One of the most iconic and bountiful plants we have here is the bigleaf maple. As you walk through the springtime coniferous forest you can see a maple a long way off, as it’s brilliant leaves catch and hold the sunlight – chartreuse against the deeper greens of hemlock, cedar, fir and spruce. Even its bulky-looking trunk and often sprawling limbs seem to burst with vivid colour: In early- to mid-spring the moss that covers them is a vibrant rich green, punctuated only with the deep grey-brown and white of the bark, and sometimes with haphazard fields of licorice fern.
Look out to the ends of those sprawling branches, reaching umbrella-like over your head, and if you’re there at the right moment you’ll see it’s blossoms. Maples’ blooming times vary according to their geographic location, elevation, and situation in the forest. Although as I write this most of our local maples have finished blooming for the year, if you explore a bit you’re likely to find a few still going strong.
A maple blossom cluster is referred to as a raceme, due to the fact that many flowers hang off a central axis (or stem) at approximately equal lengths and distances. The flowers develop first at the point closest to the branch, and successively out to the end of the raceme. Therefore, if you pick a raceme at the height of its development and sample it at various points along the stem, you’ll notice that it has various different flavours. (Note: Maples are as delicious to insects as they are to humans! Before you eat it, check the blossom for flies, aphids, ants, etc. and knock them off.) Now start tasting. Any closed or barely-open flowers near the end will have a bitter, astringent taste, due to the oxalic acid which they and many other fresh wild greens contain. Further along, both the stem and the blossoms lose this sharp flavour, and have a much more pleasant, mild taste. The flowers that are in their prime even have a slight sweetness, and this is absolutely delicious in salads! Further up, and nearer the branch, the stem becomes progressively tougher, and the flowers less flavourful. Eventually, where the two pistils in the flowers have turned brown, the flowers will taste very bland, and by the time the whole flower begins shrinking, it’s more like dried leaves – not worth eating!

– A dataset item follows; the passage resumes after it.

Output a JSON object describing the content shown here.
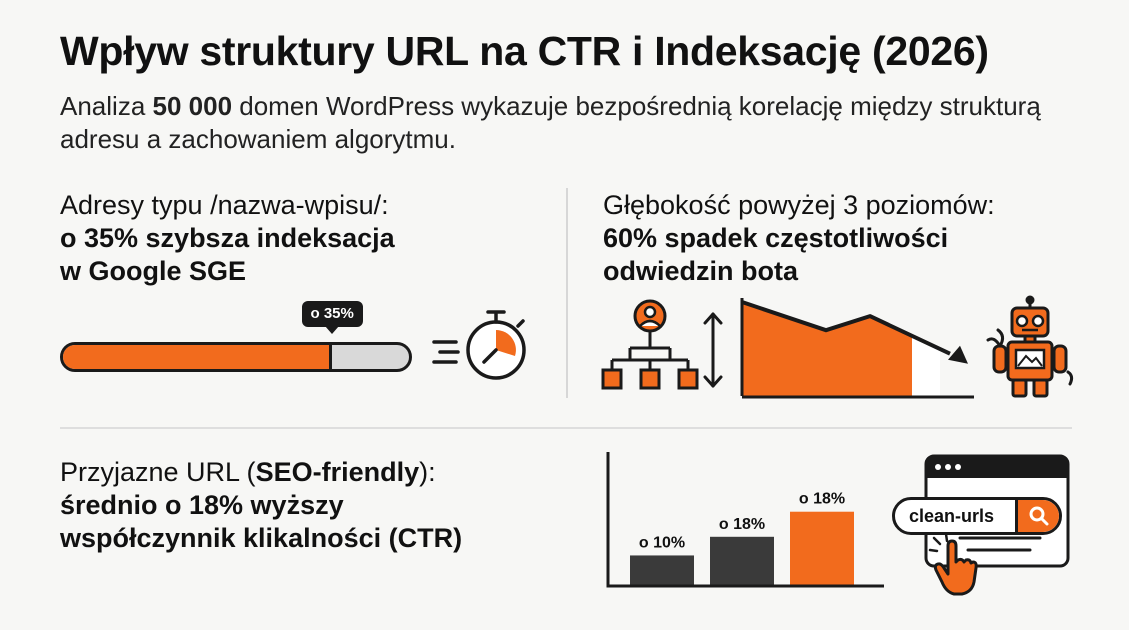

So now that you’ve familiarized yourself with all the different flavours of the maple blossom… what to do with it? Some people stir-fry them. I’ve heard of people battering and deep-frying them, too, but I prefer to taste them in all their glory: quiche, rice-wraps or salad!

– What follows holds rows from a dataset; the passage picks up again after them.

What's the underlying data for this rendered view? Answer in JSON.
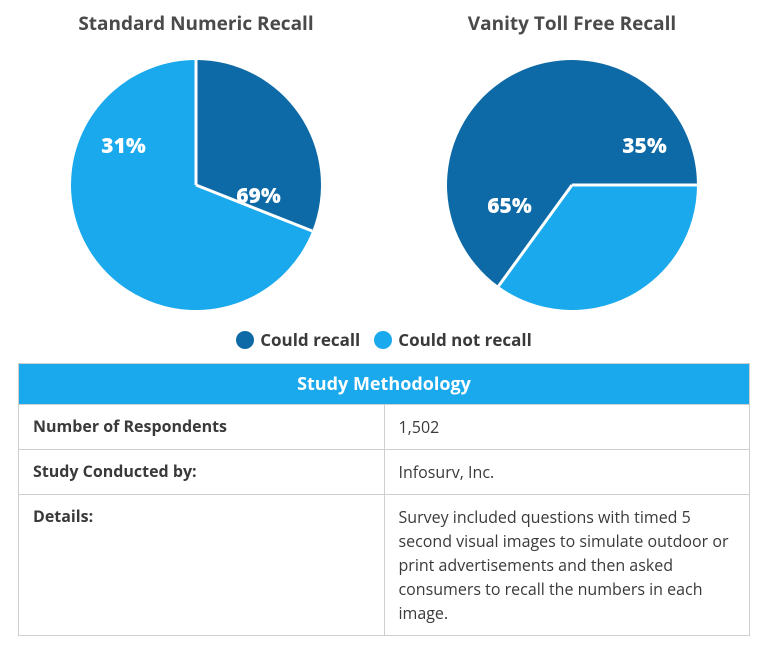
{
  "colors": {
    "dark_blue": "#0e6aa6",
    "light_blue": "#1aa9ed",
    "separator": "#ffffff",
    "text": "#3a3a3a",
    "title_text": "#4a4a4a",
    "border": "#cfcfcf",
    "background": "#ffffff"
  },
  "chart_style": {
    "type": "pie",
    "radius": 125,
    "separator_width": 3,
    "label_fontsize": 21,
    "label_fontweight": 800,
    "title_fontsize": 19,
    "title_fontweight": 700
  },
  "charts": [
    {
      "title": "Standard Numeric Recall",
      "start_angle_deg": -90,
      "direction": "clockwise",
      "slices": [
        {
          "key": "could_recall",
          "value": 31,
          "label": "31%",
          "color_key": "dark_blue",
          "label_rx": -0.58,
          "label_ry": -0.3
        },
        {
          "key": "could_not_recall",
          "value": 69,
          "label": "69%",
          "color_key": "light_blue",
          "label_rx": 0.5,
          "label_ry": 0.1
        }
      ]
    },
    {
      "title": "Vanity Toll Free Recall",
      "start_angle_deg": 0,
      "direction": "clockwise",
      "slices": [
        {
          "key": "could_not_recall",
          "value": 35,
          "label": "35%",
          "color_key": "light_blue",
          "label_rx": 0.58,
          "label_ry": -0.3
        },
        {
          "key": "could_recall",
          "value": 65,
          "label": "65%",
          "color_key": "dark_blue",
          "label_rx": -0.5,
          "label_ry": 0.18
        }
      ]
    }
  ],
  "legend": [
    {
      "label": "Could recall",
      "color_key": "dark_blue"
    },
    {
      "label": "Could not recall",
      "color_key": "light_blue"
    }
  ],
  "table": {
    "header": "Study Methodology",
    "header_bg_key": "light_blue",
    "rows": [
      {
        "key": "Number of Respondents",
        "value": "1,502"
      },
      {
        "key": "Study Conducted by:",
        "value": "Infosurv, Inc."
      },
      {
        "key": "Details:",
        "value": "Survey included questions with timed 5 second visual images to simulate outdoor or print advertisements and then asked consumers to recall the numbers in each image."
      }
    ]
  }
}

For a quiche, simply prepare a good savoury butter crust, steam some maple blossoms until they’re wilted, and fill the crust with a mixture of the blossoms and some other sweet or mild vegetable such as fennel, mild celery, or spinach. Mix up some eggs, milk, and a bit of sea salt, and pour it over. Cheese is always an option, but I find it overpowers the maple blossoms in this case and prefer to leave it out. Bake and enjoy!
Wraps are as diverse as they are easy. Whether you use pitas, tortillas, nori or rice paper, fill it with some sweet rice, maple blossoms, and a dressing you love. It can be quick and dirty or absolutely elegant, depending on your desire and presentation.

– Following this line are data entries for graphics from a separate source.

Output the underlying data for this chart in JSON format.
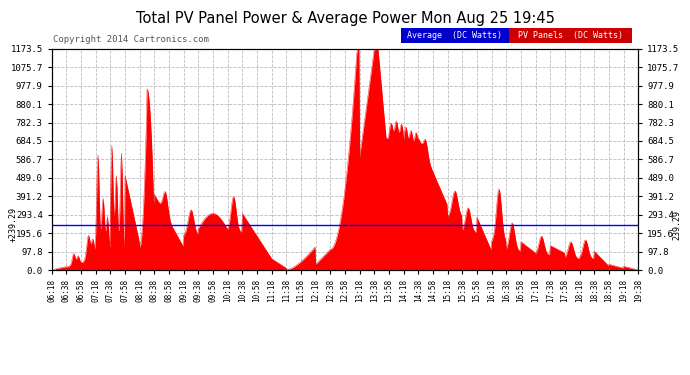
{
  "title": "Total PV Panel Power & Average Power Mon Aug 25 19:45",
  "copyright": "Copyright 2014 Cartronics.com",
  "avg_label": "Average  (DC Watts)",
  "pv_label": "PV Panels  (DC Watts)",
  "avg_value": 239.29,
  "ymax": 1173.5,
  "ymin": 0.0,
  "yticks": [
    0.0,
    97.8,
    195.6,
    293.4,
    391.2,
    489.0,
    586.7,
    684.5,
    782.3,
    880.1,
    977.9,
    1075.7,
    1173.5
  ],
  "ytick_labels": [
    "0.0",
    "97.8",
    "195.6",
    "293.4",
    "391.2",
    "489.0",
    "586.7",
    "684.5",
    "782.3",
    "880.1",
    "977.9",
    "1075.7",
    "1173.5"
  ],
  "bg_color": "#ffffff",
  "fill_color": "#ff0000",
  "avg_line_color": "#0000ff",
  "grid_color": "#bbbbbb",
  "x_tick_labels": [
    "06:18",
    "06:38",
    "06:58",
    "07:18",
    "07:38",
    "07:58",
    "08:18",
    "08:38",
    "08:58",
    "09:18",
    "09:38",
    "09:58",
    "10:18",
    "10:38",
    "10:58",
    "11:18",
    "11:38",
    "11:58",
    "12:18",
    "12:38",
    "12:58",
    "13:18",
    "13:38",
    "13:58",
    "14:18",
    "14:38",
    "14:58",
    "15:18",
    "15:38",
    "15:58",
    "16:18",
    "16:38",
    "16:58",
    "17:18",
    "17:38",
    "17:58",
    "18:18",
    "18:38",
    "18:58",
    "19:18",
    "19:38"
  ],
  "legend_avg_color": "#0000cc",
  "legend_pv_color": "#cc0000"
}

My favourite for last: Salad! Take out the most delicious section of the racemes, and fill your salad bowl half-full of these – flowers, stem, and all. I break the stem into sections approximately one inch long. Now make up the rest of the salad with whatever mild greens you like. Butter lettuce works well, but so do many other seasonal wild plants such as salmonberry or dandelion petals, bitter-cress, or miner’s lettuce. If you grow kale year-round in your garden, it may blossom at the same time as local maples, and kale flowers are also a delicious and beautiful addition. I like to make a dressing of grape seed oil, maple syrup, and lemon juice, as well as sometimes a little salt or wholegrain mustard, depending on the ingredients in my salad. Experiment to year heart’s delight, and enjoy! I hope you love maple blossoms as much as I do.